Health and Stroke

Everything You Need to Know About tPA for Stroke

tPA is a drug that has revolutionized the way strokes are treated

May 17, 2022

Zeit Medical

When a stroke occurs, time is of the essence. In an acute stroke there is a 4.5-hour time window to administer tissue plasminogen activator (tPA) to treat the stroke. tPA is a drug that can halt the ongoing acute stroke induced damage and help reverse its effects. This blog post will describe what tPA is, how it works, and why it's so important to give the medication as soon as possible after a stroke occurs. We will also take some time to review the risks and potential downsides of tPA.

Key Points: Tissue plasminogen activator (tPA) is a drug that helps to dissolve blood clots in an acute ischemic stroke. It is recommended to give intravenous tPA within 4.5 hours of onset of stroke symptoms, but the earlier the medication is given the better.Studies show that eligible patients typically have improved clinical outcomes.

What is tPA?

Tissue plasminogen activator (tPA) is a purified solution of an enzyme that all humans have in their bodies to keep naturally occurring clotting in check. For example, under normal circumstances tPA prevents blood vessels  (or other parts where blood flows slowly) from getting clotted up. In concentrated form, this protein-based medication can be highly effective in dissolving blood clots in the brain. By dissolving the blood clot, blood flow is restored to the part of the brain that was affected by the stroke. It can be used to treat acute ischemic stroke when a victim fits certain screening criteria within a 4.5 hour window from the onset of symptoms.

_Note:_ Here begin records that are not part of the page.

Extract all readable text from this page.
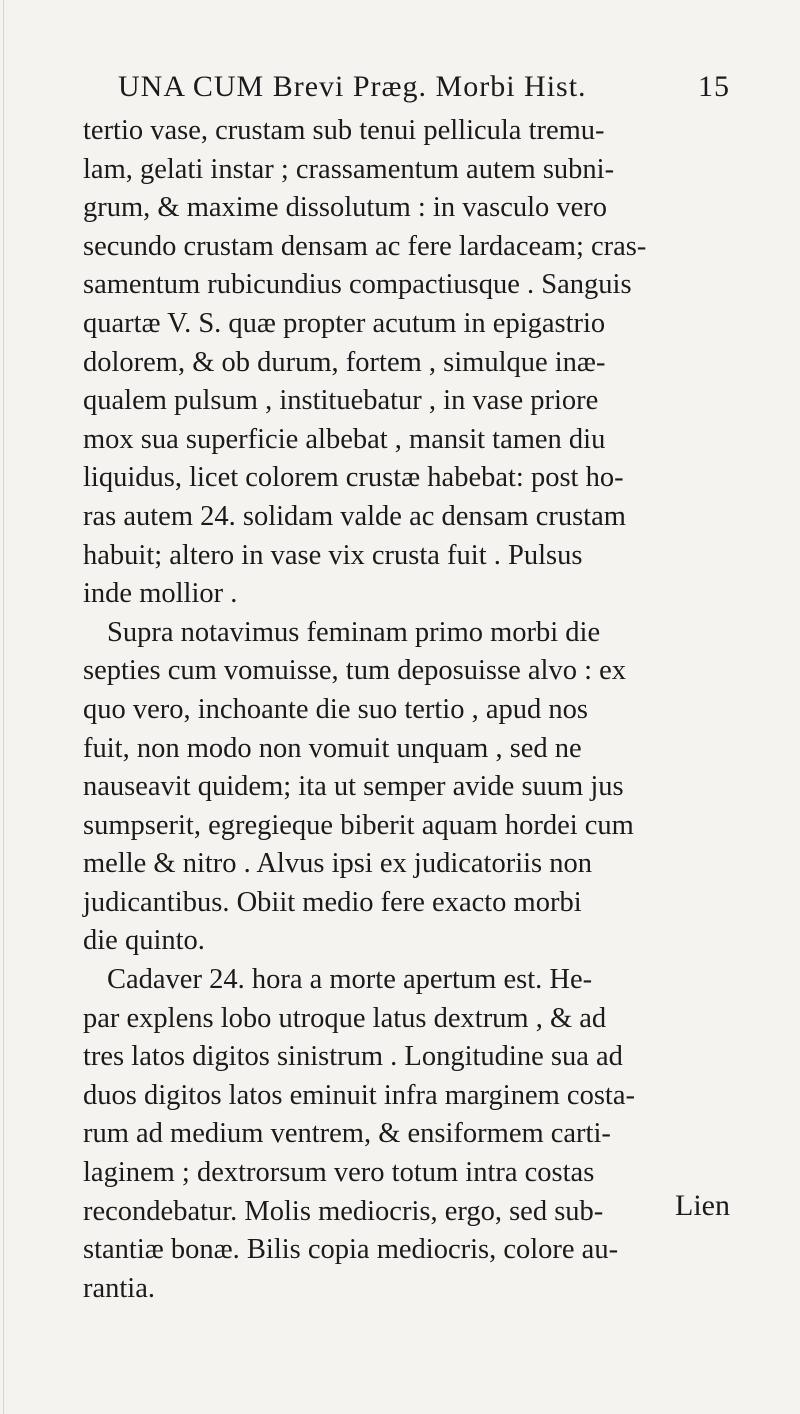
UNA CUM Brevi Præg. Morbi Hist.	15
tertio vase, crustam sub tenui pellicula tremu-
lam, gelati instar ; crassamentum autem subni-
grum, & maxime dissolutum : in vasculo vero
secundo crustam densam ac fere lardaceam; cras-
samentum rubicundius compactiusque . Sanguis
quartæ V. S. quæ propter acutum in epigastrio
dolorem, & ob durum, fortem , simulque inæ-
qualem pulsum , instituebatur , in vase priore
mox sua superficie albebat , mansit tamen diu
liquidus, licet colorem crustæ habebat: post ho-
ras autem 24. solidam valde ac densam crustam
habuit; altero in vase vix crusta fuit . Pulsus
inde mollior .
Supra notavimus feminam primo morbi die
septies cum vomuisse, tum deposuisse alvo : ex
quo vero, inchoante die suo tertio , apud nos
fuit, non modo non vomuit unquam , sed ne
nauseavit quidem; ita ut semper avide suum jus
sumpserit, egregieque biberit aquam hordei cum
melle & nitro . Alvus ipsi ex judicatoriis non
judicantibus. Obiit medio fere exacto morbi
die quinto.
Cadaver 24. hora a morte apertum est. He-
par explens lobo utroque latus dextrum , & ad
tres latos digitos sinistrum . Longitudine sua ad
duos digitos latos eminuit infra marginem costa-
rum ad medium ventrem, & ensiformem carti-
laginem ; dextrorsum vero totum intra costas
recondebatur. Molis mediocris, ergo, sed sub-
stantiæ bonæ. Bilis copia mediocris, colore au-
rantia.
Lien
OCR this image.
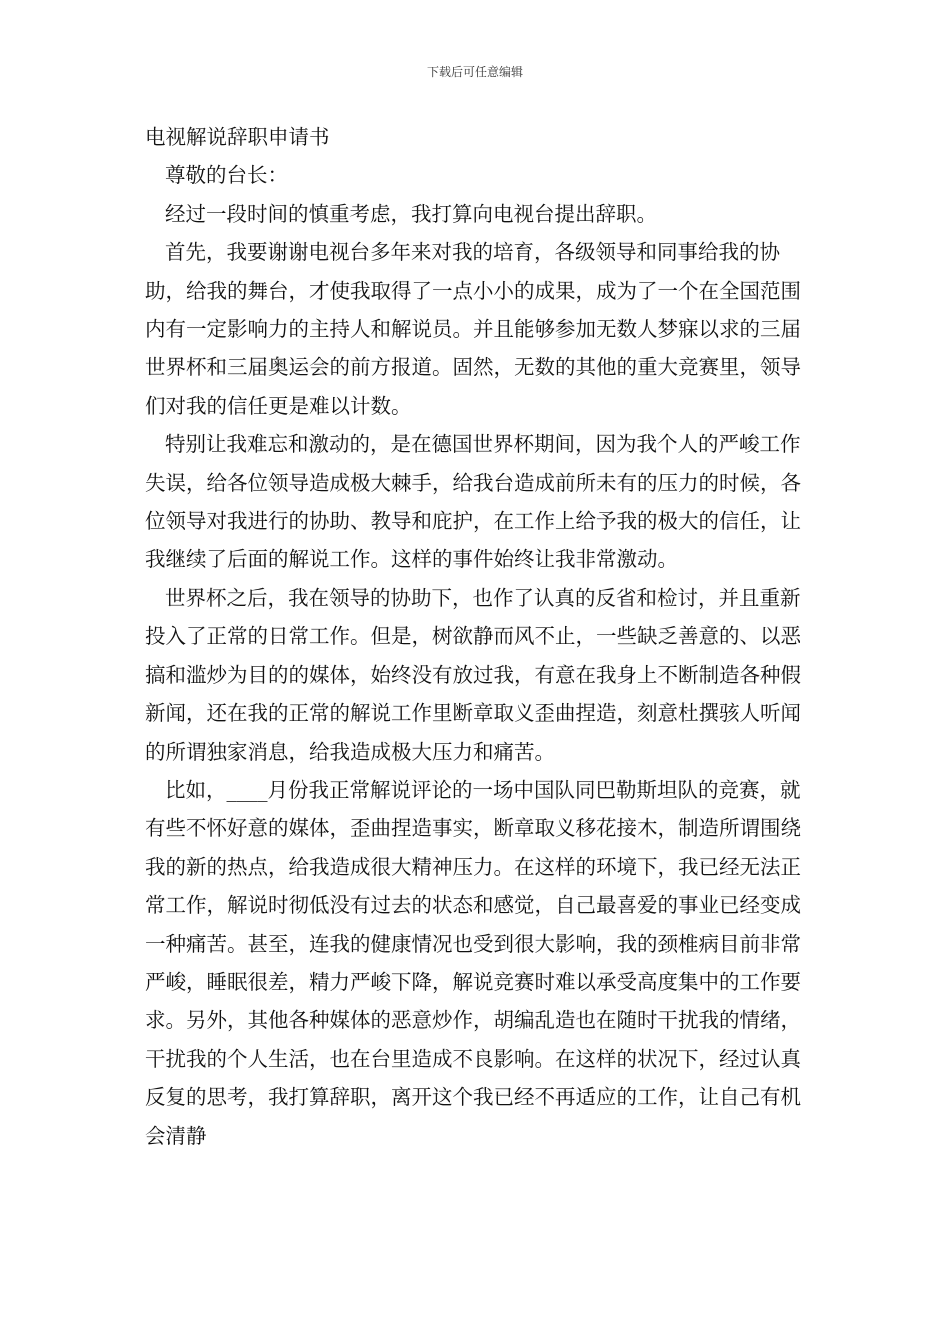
下载后可任意编辑

电视解说辞职申请书

尊敬的台长：

经过一段时间的慎重考虑，我打算向电视台提出辞职。

首先，我要谢谢电视台多年来对我的培育，各级领导和同事给我的协助，给我的舞台，才使我取得了一点小小的成果，成为了一个在全国范围内有一定影响力的主持人和解说员。并且能够参加无数人梦寐以求的三届世界杯和三届奥运会的前方报道。固然，无数的其他的重大竞赛里，领导们对我的信任更是难以计数。

特别让我难忘和激动的，是在德国世界杯期间，因为我个人的严峻工作失误，给各位领导造成极大棘手，给我台造成前所未有的压力的时候，各位领导对我进行的协助、教导和庇护，在工作上给予我的极大的信任，让我继续了后面的解说工作。这样的事件始终让我非常激动。

世界杯之后，我在领导的协助下，也作了认真的反省和检讨，并且重新投入了正常的日常工作。但是，树欲静而风不止，一些缺乏善意的、以恶搞和滥炒为目的的媒体，始终没有放过我，有意在我身上不断制造各种假新闻，还在我的正常的解说工作里断章取义歪曲捏造，刻意杜撰骇人听闻的所谓独家消息，给我造成极大压力和痛苦。

比如，____月份我正常解说评论的一场中国队同巴勒斯坦队的竞赛，就有些不怀好意的媒体，歪曲捏造事实，断章取义移花接木，制造所谓围绕我的新的热点，给我造成很大精神压力。在这样的环境下，我已经无法正常工作，解说时彻低没有过去的状态和感觉，自己最喜爱的事业已经变成一种痛苦。甚至，连我的健康情况也受到很大影响，我的颈椎病目前非常严峻，睡眠很差，精力严峻下降，解说竞赛时难以承受高度集中的工作要求。另外，其他各种媒体的恶意炒作，胡编乱造也在随时干扰我的情绪，干扰我的个人生活，也在台里造成不良影响。在这样的状况下，经过认真反复的思考，我打算辞职，离开这个我已经不再适应的工作，让自己有机会清静
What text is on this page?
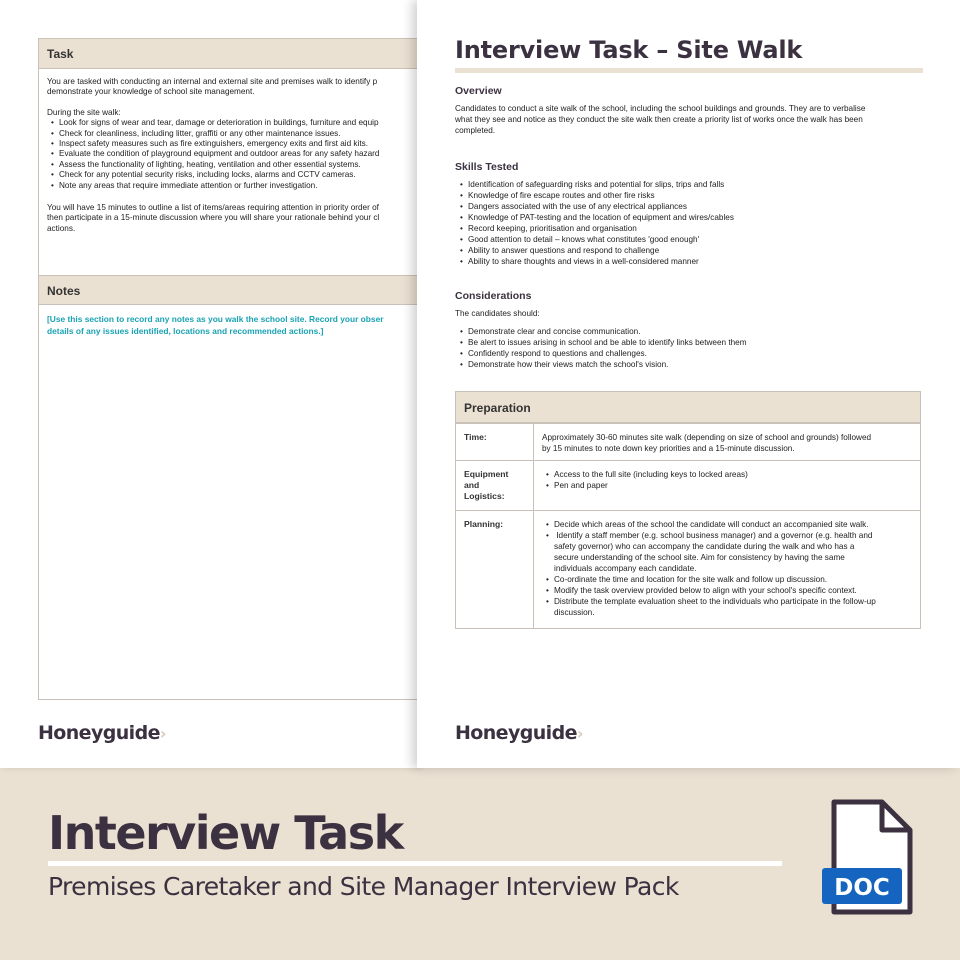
Task

You are tasked with conducting an internal and external site and premises walk to identify p

demonstrate your knowledge of school site management.

During the site walk:

• Look for signs of wear and tear, damage or deterioration in buildings, furniture and equip
• Check for cleanliness, including litter, graffiti or any other maintenance issues.
• Inspect safety measures such as fire extinguishers, emergency exits and first aid kits.
• Evaluate the condition of playground equipment and outdoor areas for any safety hazard
• Assess the functionality of lighting, heating, ventilation and other essential systems.
• Check for any potential security risks, including locks, alarms and CCTV cameras.
• Note any areas that require immediate attention or further investigation.

You will have 15 minutes to outline a list of items/areas requiring attention in priority order of

then participate in a 15-minute discussion where you will share your rationale behind your cl

actions.

Notes

[Use this section to record any notes as you walk the school site. Record your obser

details of any issues identified, locations and recommended actions.]

Honeyguide›
Interview Task – Site Walk
Overview

Candidates to conduct a site walk of the school, including the school buildings and grounds. They are to verbalise

what they see and notice as they conduct the site walk then create a priority list of works once the walk has been

completed.

Skills Tested
• Identification of safeguarding risks and potential for slips, trips and falls
• Knowledge of fire escape routes and other fire risks
• Dangers associated with the use of any electrical appliances
• Knowledge of PAT-testing and the location of equipment and wires/cables
• Record keeping, prioritisation and organisation
• Good attention to detail – knows what constitutes 'good enough'
• Ability to answer questions and respond to challenge
• Ability to share thoughts and views in a well-considered manner
Considerations

The candidates should:

• Demonstrate clear and concise communication.
• Be alert to issues arising in school and be able to identify links between them
• Confidently respond to questions and challenges.
• Demonstrate how their views match the school's vision.
Preparation
Time:	Approximately 30-60 minutes site walk (depending on size of school and grounds) followed

by 15 minutes to note down key priorities and a 15-minute discussion.

Equipment
and
Logistics:
• Access to the full site (including keys to locked areas)
• Pen and paper
Planning:
•	Decide which areas of the school the candidate will conduct an accompanied site walk.
• Identify a staff member (e.g. school business manager) and a governor (e.g. health and
safety governor) who can accompany the candidate during the walk and who has a
secure understanding of the school site. Aim for consistency by having the same
individuals accompany each candidate.
• Co-ordinate the time and location for the site walk and follow up discussion.
• Modify the task overview provided below to align with your school's specific context.
• Distribute the template evaluation sheet to the individuals who participate in the follow-up
discussion.
Honeyguide›
Interview Task
Premises Caretaker and Site Manager Interview Pack	DOC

tPA and the Evolution of Stroke Treatment

The FDA approved the use of tPA for acute ischemic strokes in 1996. Death and disability from stroke have dropped significantly with the use of tPA in combination with better diagnostics and care plans. In the early days of tPA treatment use, there were concerns that it could cause excessive bleeding and other complications in stroke patients. However, these risks have been largely mitigated with better patient selection and closer monitoring.

How tPA Works

When a stroke occurs, the blood flow to the brain is interrupted. This can cause damage to the brain cells. tPA works by dissolving the blood clot that is blocking the blood flow and restoring normal circulation. If tPA is indicated, it is administered via an intravenous line. The clot dissolving drug will then start attacking and dissolving blood clots everywhere in the body.

Why tPA and Timing Is Everything

Time is of the essence when it comes to treating strokes. The sooner treatment begins from stroke onset, the less damage is done to the brain. In many cases, tPA can restore blood flow to the blocked vessel and reverse the damage that has been done.This can significantly improve the patient's prognosis and lessen the stroke severity. However, it has to be administered within 4.5 hours (the less time has passed the better) by the hospital stroke team. The longer that delicate brain tissues are deprived of vital nutrients from a clot, the lesser the chance of survival or recovery from disabling stroke deficits.

How Strokes Were Managed Before tPA

Before the development of tPA, not much could be done to treat a stroke. Patients presenting with strokes were hospitalized and given bed rest until the acute phase of the stroke had passed. There was no safe or effective way to dissolve blood clots or restore blood flow to the brain. In some cases, surgery was performed to remove the clot, but this was risky and often unsuccessful.

Does tPA Have Any Downsides?

tPA is a safe and effective medication when used appropriately. However, there are some potential downsides to consider. tPA can cause bleeding in the brain, which can lead to further damage. It is also important to note that not all strokes are caused by blood clots. In these cases, tPA would not be effective or safe.

Possible serious side effects of tPA can include increased risk of bleeding, embolism, allergic reaction, prolonged bleeding. A patient also may experience weakness, easy bruising, lightheadedness, vision changes, nausea. Before tPA is given, the doctor consults a checklist to ensure the patient is a good candidate for treatment and to see if there are any contraindications. Such contraindications are: More than 4.5 hours has passed since onset of symptoms, being on a blood thinner, recent significant bleeding or surgery, history of hemorrhagic stroke, to name the most important ones.

Paving the Way to a Better Future for Stroke Victims

Unfortunately, between 80 and 90% of stroke patients are not receiving tPA, either due to late diagnosis or lack of infrastructure for a rapid evaluation. However, widespread campaigns for recognizing stroke symptoms, new technology, and ever-evolving evaluation techniques are gradually improving the odds of post-stroke recovery.

Thankfully, tPA was just the beginning for improving stroke outcomes. It has inspired the medical community to change clinical practice and to continue looking for new tools for treatment and assessment to optimize stroke recovery, such as mechanical clot removal. Overall, the approval of tPA has helped pave the way to better stroke treatment and recovery.